Über die schwierige Aufgabe, sich als Generation zu definieren
HENRIK SCHOBER
Die gefühlte Generation
Eine kurze Geschichte der Initiative 3te Generation Ostdeutschland
ALF
Comics 17, 77, 153, 211
Danksagung
Angaben zu den Beteiligten
Eine Antwort war „Badeofen“. Nichts weiter. Einfach Badeofen. Wir fragten 2011 nach Bildern, die einem in den Sinn kommen, wenn man an die neuen Bundesländer denkt. Über 150 junge Menschen aus Ostdeutschland antworteten dazu auf verschiedene Weise – und ließen sich nach Berlin einladen, um drei Tage lang über ihre Erinnerungen zu sprechen und gemeinsam zu überlegen, was diese für die Zukunft Deutschlands bedeuten. Die Bilder reichten von schönen Landschaften über verwaiste Bushaltestellen bis hin zu verrückten Jugendgeschichten. Doch jemand schrieb einfach nur „Badeofen“. Und dieser Badeofen steht für etwas, das sich nur schwer in Worte fassen lässt. Er steht für eine Zeit, die es nicht mehr gibt. Und er steht damit nicht für die neuen Länder, wo Badeöfen heute genauso selten sind wie im Rest Europas. Er steht für eine Generation, die sich auf die Suche nach ihren Wurzeln macht, weil sie in der Gegenwart wenig darüber erfährt.

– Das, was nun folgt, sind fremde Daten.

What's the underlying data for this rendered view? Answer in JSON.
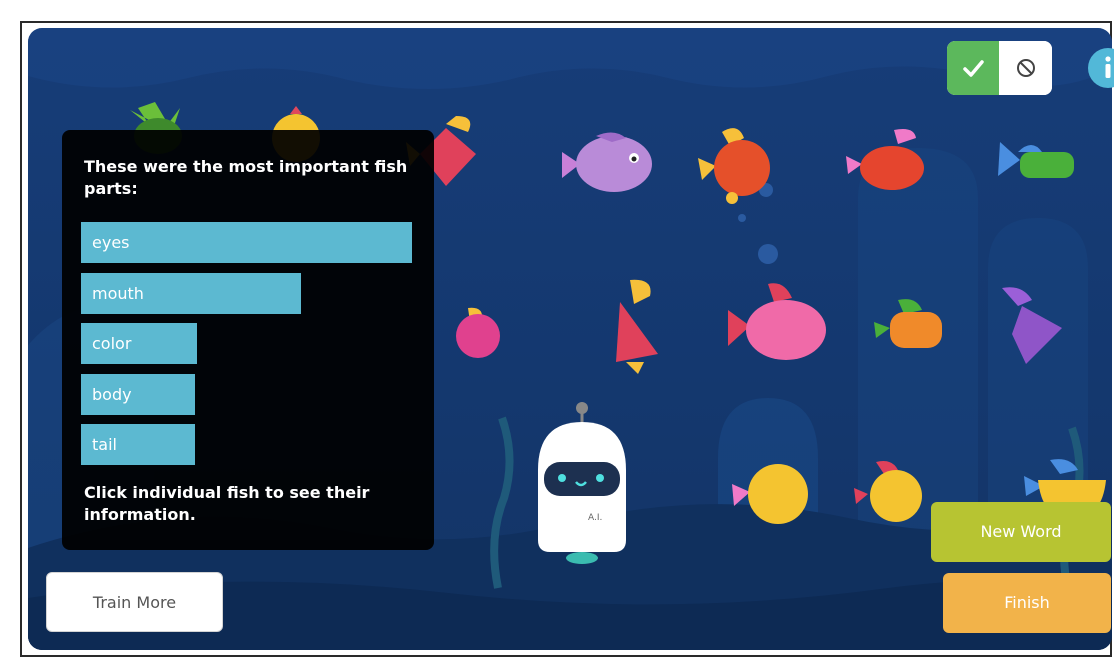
{
  "panel": {
    "title": "These were the most important fish parts:",
    "parts": [
      {
        "label": "eyes",
        "importance": 1.0
      },
      {
        "label": "mouth",
        "importance": 0.66
      },
      {
        "label": "color",
        "importance": 0.35
      },
      {
        "label": "body",
        "importance": 0.34
      },
      {
        "label": "tail",
        "importance": 0.34
      }
    ],
    "footer": "Click individual fish to see their information."
  },
  "buttons": {
    "train_more": "Train More",
    "new_word": "New Word",
    "finish": "Finish"
  },
  "robot": {
    "label": "A.I."
  },
  "colors": {
    "bar": "#5cb9d1",
    "new_word": "#b7c432",
    "finish": "#f2b34a",
    "toggle_yes": "#5cb85c",
    "info": "#52b8d8"
  },
  "icons": {
    "toggle_yes": "check-icon",
    "toggle_no": "no-symbol-icon",
    "info": "info-icon"
  }
}
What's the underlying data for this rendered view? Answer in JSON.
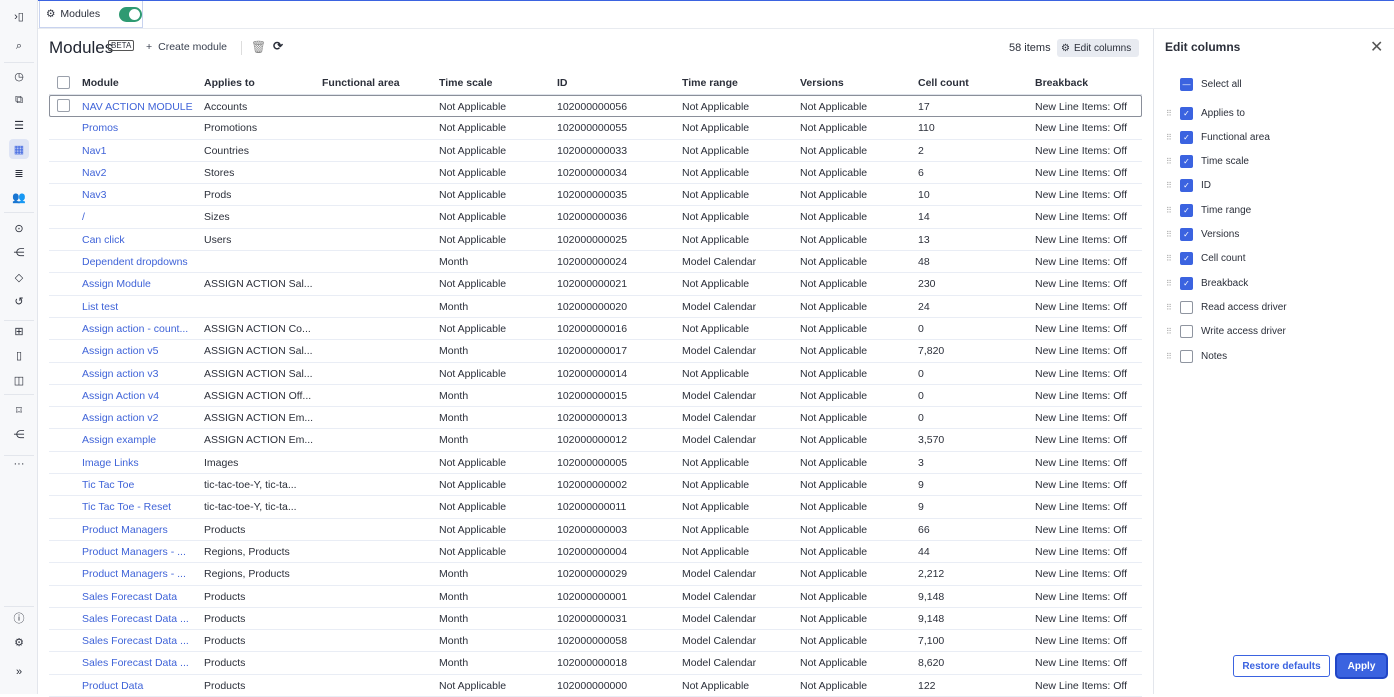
{
  "tab": {
    "label": "Modules",
    "toggle_on": true
  },
  "header": {
    "title": "Modules",
    "badge": "BETA",
    "create_label": "Create module",
    "item_count": "58 items",
    "edit_columns_label": "Edit columns"
  },
  "table": {
    "columns": [
      "Module",
      "Applies to",
      "Functional area",
      "Time scale",
      "ID",
      "Time range",
      "Versions",
      "Cell count",
      "Breakback"
    ],
    "rows": [
      [
        "NAV ACTION MODULE",
        "Accounts",
        "",
        "Not Applicable",
        "102000000056",
        "Not Applicable",
        "Not Applicable",
        "17",
        "New Line Items: Off"
      ],
      [
        "Promos",
        "Promotions",
        "",
        "Not Applicable",
        "102000000055",
        "Not Applicable",
        "Not Applicable",
        "110",
        "New Line Items: Off"
      ],
      [
        "Nav1",
        "Countries",
        "",
        "Not Applicable",
        "102000000033",
        "Not Applicable",
        "Not Applicable",
        "2",
        "New Line Items: Off"
      ],
      [
        "Nav2",
        "Stores",
        "",
        "Not Applicable",
        "102000000034",
        "Not Applicable",
        "Not Applicable",
        "6",
        "New Line Items: Off"
      ],
      [
        "Nav3",
        "Prods",
        "",
        "Not Applicable",
        "102000000035",
        "Not Applicable",
        "Not Applicable",
        "10",
        "New Line Items: Off"
      ],
      [
        "/",
        "Sizes",
        "",
        "Not Applicable",
        "102000000036",
        "Not Applicable",
        "Not Applicable",
        "14",
        "New Line Items: Off"
      ],
      [
        "Can click",
        "Users",
        "",
        "Not Applicable",
        "102000000025",
        "Not Applicable",
        "Not Applicable",
        "13",
        "New Line Items: Off"
      ],
      [
        "Dependent dropdowns",
        "",
        "",
        "Month",
        "102000000024",
        "Model Calendar",
        "Not Applicable",
        "48",
        "New Line Items: Off"
      ],
      [
        "Assign Module",
        "ASSIGN ACTION Sal...",
        "",
        "Not Applicable",
        "102000000021",
        "Not Applicable",
        "Not Applicable",
        "230",
        "New Line Items: Off"
      ],
      [
        "List test",
        "",
        "",
        "Month",
        "102000000020",
        "Model Calendar",
        "Not Applicable",
        "24",
        "New Line Items: Off"
      ],
      [
        "Assign action - count...",
        "ASSIGN ACTION Co...",
        "",
        "Not Applicable",
        "102000000016",
        "Not Applicable",
        "Not Applicable",
        "0",
        "New Line Items: Off"
      ],
      [
        "Assign action v5",
        "ASSIGN ACTION Sal...",
        "",
        "Month",
        "102000000017",
        "Model Calendar",
        "Not Applicable",
        "7,820",
        "New Line Items: Off"
      ],
      [
        "Assign action v3",
        "ASSIGN ACTION Sal...",
        "",
        "Not Applicable",
        "102000000014",
        "Not Applicable",
        "Not Applicable",
        "0",
        "New Line Items: Off"
      ],
      [
        "Assign Action v4",
        "ASSIGN ACTION Off...",
        "",
        "Month",
        "102000000015",
        "Model Calendar",
        "Not Applicable",
        "0",
        "New Line Items: Off"
      ],
      [
        "Assign action v2",
        "ASSIGN ACTION Em...",
        "",
        "Month",
        "102000000013",
        "Model Calendar",
        "Not Applicable",
        "0",
        "New Line Items: Off"
      ],
      [
        "Assign example",
        "ASSIGN ACTION Em...",
        "",
        "Month",
        "102000000012",
        "Model Calendar",
        "Not Applicable",
        "3,570",
        "New Line Items: Off"
      ],
      [
        "Image Links",
        "Images",
        "",
        "Not Applicable",
        "102000000005",
        "Not Applicable",
        "Not Applicable",
        "3",
        "New Line Items: Off"
      ],
      [
        "Tic Tac Toe",
        "tic-tac-toe-Y, tic-ta...",
        "",
        "Not Applicable",
        "102000000002",
        "Not Applicable",
        "Not Applicable",
        "9",
        "New Line Items: Off"
      ],
      [
        "Tic Tac Toe - Reset",
        "tic-tac-toe-Y, tic-ta...",
        "",
        "Not Applicable",
        "102000000011",
        "Not Applicable",
        "Not Applicable",
        "9",
        "New Line Items: Off"
      ],
      [
        "Product Managers",
        "Products",
        "",
        "Not Applicable",
        "102000000003",
        "Not Applicable",
        "Not Applicable",
        "66",
        "New Line Items: Off"
      ],
      [
        "Product Managers - ...",
        "Regions, Products",
        "",
        "Not Applicable",
        "102000000004",
        "Not Applicable",
        "Not Applicable",
        "44",
        "New Line Items: Off"
      ],
      [
        "Product Managers - ...",
        "Regions, Products",
        "",
        "Month",
        "102000000029",
        "Model Calendar",
        "Not Applicable",
        "2,212",
        "New Line Items: Off"
      ],
      [
        "Sales Forecast Data",
        "Products",
        "",
        "Month",
        "102000000001",
        "Model Calendar",
        "Not Applicable",
        "9,148",
        "New Line Items: Off"
      ],
      [
        "Sales Forecast Data ...",
        "Products",
        "",
        "Month",
        "102000000031",
        "Model Calendar",
        "Not Applicable",
        "9,148",
        "New Line Items: Off"
      ],
      [
        "Sales Forecast Data ...",
        "Products",
        "",
        "Month",
        "102000000058",
        "Model Calendar",
        "Not Applicable",
        "7,100",
        "New Line Items: Off"
      ],
      [
        "Sales Forecast Data ...",
        "Products",
        "",
        "Month",
        "102000000018",
        "Model Calendar",
        "Not Applicable",
        "8,620",
        "New Line Items: Off"
      ],
      [
        "Product Data",
        "Products",
        "",
        "Not Applicable",
        "102000000000",
        "Not Applicable",
        "Not Applicable",
        "122",
        "New Line Items: Off"
      ]
    ]
  },
  "panel": {
    "title": "Edit columns",
    "select_all": "Select all",
    "items": [
      {
        "label": "Applies to",
        "checked": true
      },
      {
        "label": "Functional area",
        "checked": true
      },
      {
        "label": "Time scale",
        "checked": true
      },
      {
        "label": "ID",
        "checked": true
      },
      {
        "label": "Time range",
        "checked": true
      },
      {
        "label": "Versions",
        "checked": true
      },
      {
        "label": "Cell count",
        "checked": true
      },
      {
        "label": "Breakback",
        "checked": true
      },
      {
        "label": "Read access driver",
        "checked": false
      },
      {
        "label": "Write access driver",
        "checked": false
      },
      {
        "label": "Notes",
        "checked": false
      }
    ],
    "restore_label": "Restore defaults",
    "apply_label": "Apply"
  },
  "sidebar": {
    "icons": [
      "expand-panel-icon",
      "search-icon",
      "recent-icon",
      "pages-icon",
      "list-icon",
      "modules-icon",
      "line-items-icon",
      "users-icon",
      "actions-icon",
      "processes-icon",
      "tags-icon",
      "history-icon",
      "grid-icon",
      "page-icon",
      "layout-icon",
      "bookmark-icon",
      "hierarchy-icon",
      "more-icon",
      "info-icon",
      "settings-icon",
      "collapse-icon"
    ]
  },
  "colors": {
    "accent": "#3b63e0",
    "link": "#3f63d8",
    "toggle": "#2e9a72"
  }
}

Dieses Buch ist ursprünglich aus einer Wut entstanden. Darüber, dass so viele Worte, die über Ostdeutschland, die Ossis und die Wessis, die DDR und die Wiedervereinigung gesagt werden, junge Menschen wie uns selten erreichen. Sie haben wenig mit unseren Erfahrungen zu tun.
Dieses Buch ist der Versuch, die abgedroschenen Worthülsen abzuschütteln und einen Dialog zwischen Jung und Alt, zwischen Ost und West auf eine andere Weise als bisher zu führen. Aber ist denn nicht schon alles gesagt? Können wir die alten Geschichten nicht endlich weglegen? Sind wir Deutschen nicht schon längst ein Volk? Können wir uns nicht endlich in Ruhe lassen?

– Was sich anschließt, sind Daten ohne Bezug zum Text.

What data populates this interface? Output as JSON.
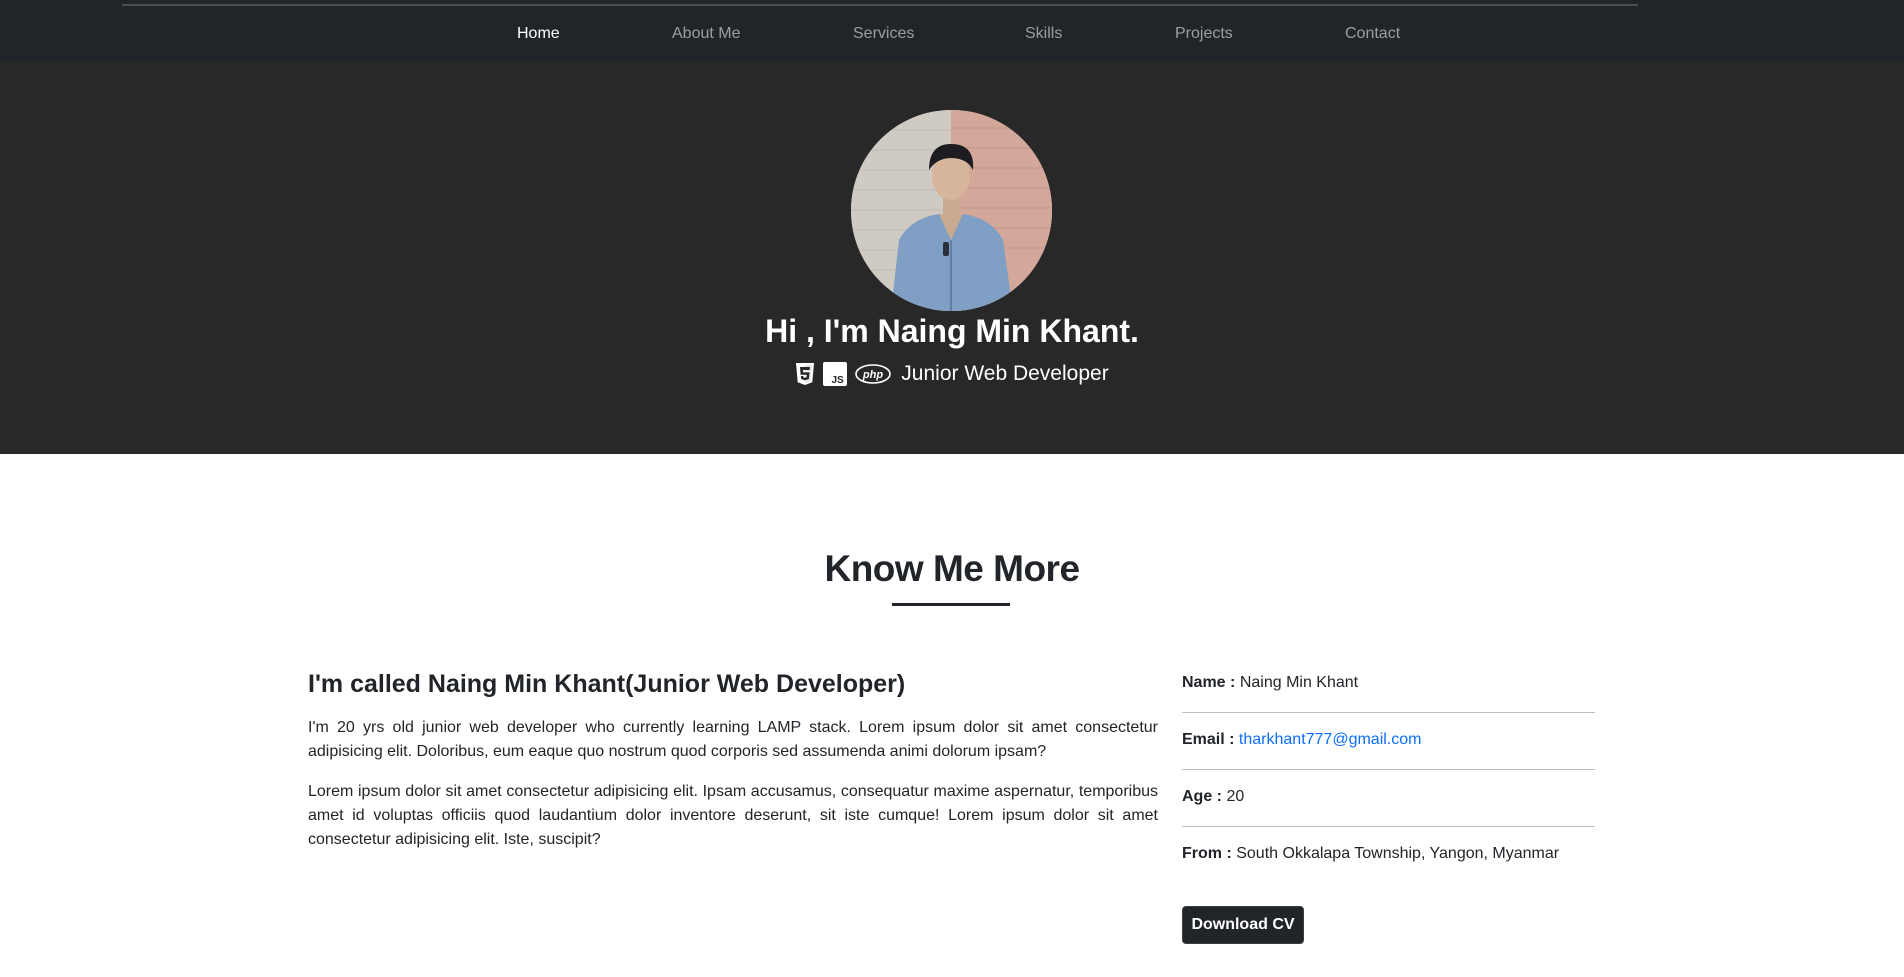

Nein, das wollen und können wir nicht.
Wir, die Herausgeber dieses Buches, kommen aus Ostund Westdeutschland. Wir trafen uns im Sommer 2010, jeder für sich war wütend über die öffentlichen Diskussionen zum Thema, die immer von denselben alten Protagonisten bedient wurden.
Uns ist klar, dass wir den Osten nur verstehen können, wenn wir die alten Begriffe in Frage stellen und wir uns eingestehen, dass die DDR auch uns Jüngere betrifft. Wer sagt, dass die Vergangenheit für die Jungen keine Rolle mehr spielt, der irrt. Wir haben jeder für sich erlebt, wie schwierig es ist, über Herkunft und Vergangenheit zu sprechen und sich ein Urteil zu bilden, wenn eine Mischung aus Unlust und Vorurteilen jeden Gesprächsversuch im Keim erstickt. Wir wollen nicht mehr ausweichen und um alles lavieren, was mit Ostdeutschland zusammenhängt. Wenn es stimmt, dass die Vergangenheit ein Ort ist, an dem man nie war, dann wollen wir uns ihm zumindest nähern.

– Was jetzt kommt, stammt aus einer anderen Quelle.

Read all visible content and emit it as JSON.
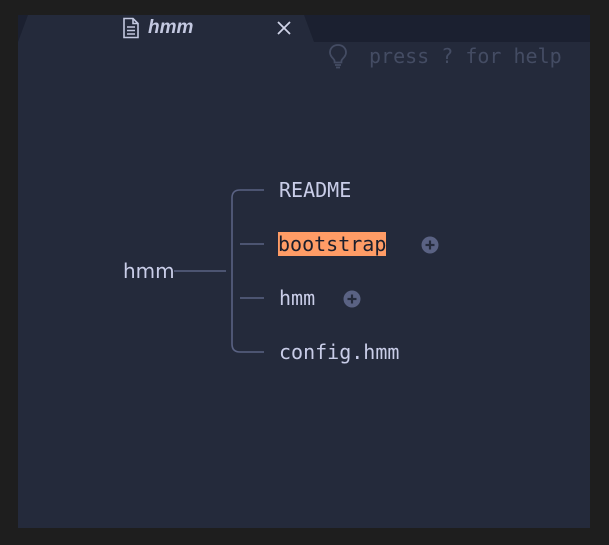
{
  "tab": {
    "title": "hmm",
    "doc_icon": "document-icon",
    "close_icon": "close-icon"
  },
  "help": {
    "icon": "lightbulb-icon",
    "text": "press ? for help"
  },
  "mindmap": {
    "root": "hmm",
    "children": [
      {
        "label": "README",
        "collapsed": false,
        "selected": false
      },
      {
        "label": "bootstrap",
        "collapsed": true,
        "selected": true
      },
      {
        "label": "hmm",
        "collapsed": true,
        "selected": false
      },
      {
        "label": "config.hmm",
        "collapsed": false,
        "selected": false
      }
    ]
  },
  "colors": {
    "background": "#242a3b",
    "tabbar": "#1b2030",
    "text": "#c9cde8",
    "dim_text": "#444c63",
    "line": "#5a6283",
    "selection": "#ff9c66"
  }
}
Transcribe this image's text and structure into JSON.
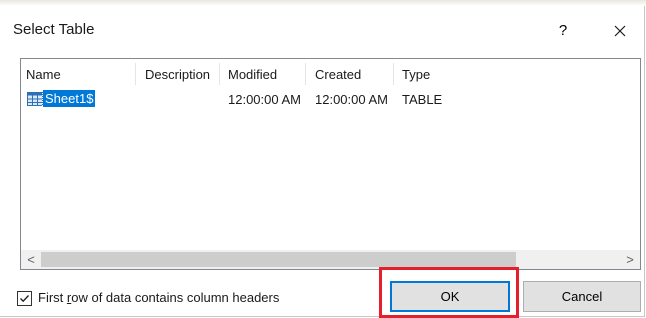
{
  "dialog": {
    "title": "Select Table",
    "help_label": "?",
    "close_icon": "close-icon"
  },
  "table": {
    "columns": [
      "Name",
      "Description",
      "Modified",
      "Created",
      "Type"
    ],
    "rows": [
      {
        "name": "Sheet1$",
        "description": "",
        "modified": "12:00:00 AM",
        "created": "12:00:00 AM",
        "type": "TABLE",
        "icon": "table-icon",
        "selected": true
      }
    ]
  },
  "scrollbar": {
    "left_arrow": "<",
    "right_arrow": ">"
  },
  "options": {
    "header_checkbox_checked": true,
    "header_checkbox_label": "First row of data contains column headers"
  },
  "buttons": {
    "ok_label": "OK",
    "cancel_label": "Cancel"
  },
  "colors": {
    "selection": "#0078d7",
    "highlight_box": "#e3202c"
  }
}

Jetzt, 20 Jahre nach der Vereinigung der beiden deutschen Staaten, finden sich diejenigen zusammen, die zu jener Zeit Kinder waren. Der Badeofen steht dabei für so vieles, das wenig Aufmerksamkeit gefunden hat. Er markiert eine Zeit, die junge Ostdeutsche erinnern, die sie aber kaum besprechen. Er steht für Heimat und Herkunft, für rasend schnelle Veränderung und für den Versuch, sich zu erinnern ohne sich rechtfertigen zu müssen. Er gehört zu Erinnerungen an eine Zeit, die in der Öffentlichkeit häufig entweder als Unrechtsstaat oder als die wunderbare Welt von früher eingeordnet wird. Dazwischen gibt es meist nichts. Das wollen wir ändern.
Dieses Buch ist eine Verdichtung von Diskussionen, die wir in den letzten beiden Jahren mit Ost- und Westdeutschen, aber auch mit Menschen aus anderen europäischen Ländern geführt haben. Es ist ein Beitrag, um persönliche Erfahrungen in Ost und West festzuhalten und miteinander sprechen zu lassen. Es unternimmt den Versuch, das festgefügte „So war es“ zu überwinden und dem eine Vielfalt von Erfahrungen, Positionen und Forderungen entgegenzustellen. Diese einzelnen Perspektiven stehen für sich selbst, aber in ihrer Summe zeichnen sie das Bild einer Generation.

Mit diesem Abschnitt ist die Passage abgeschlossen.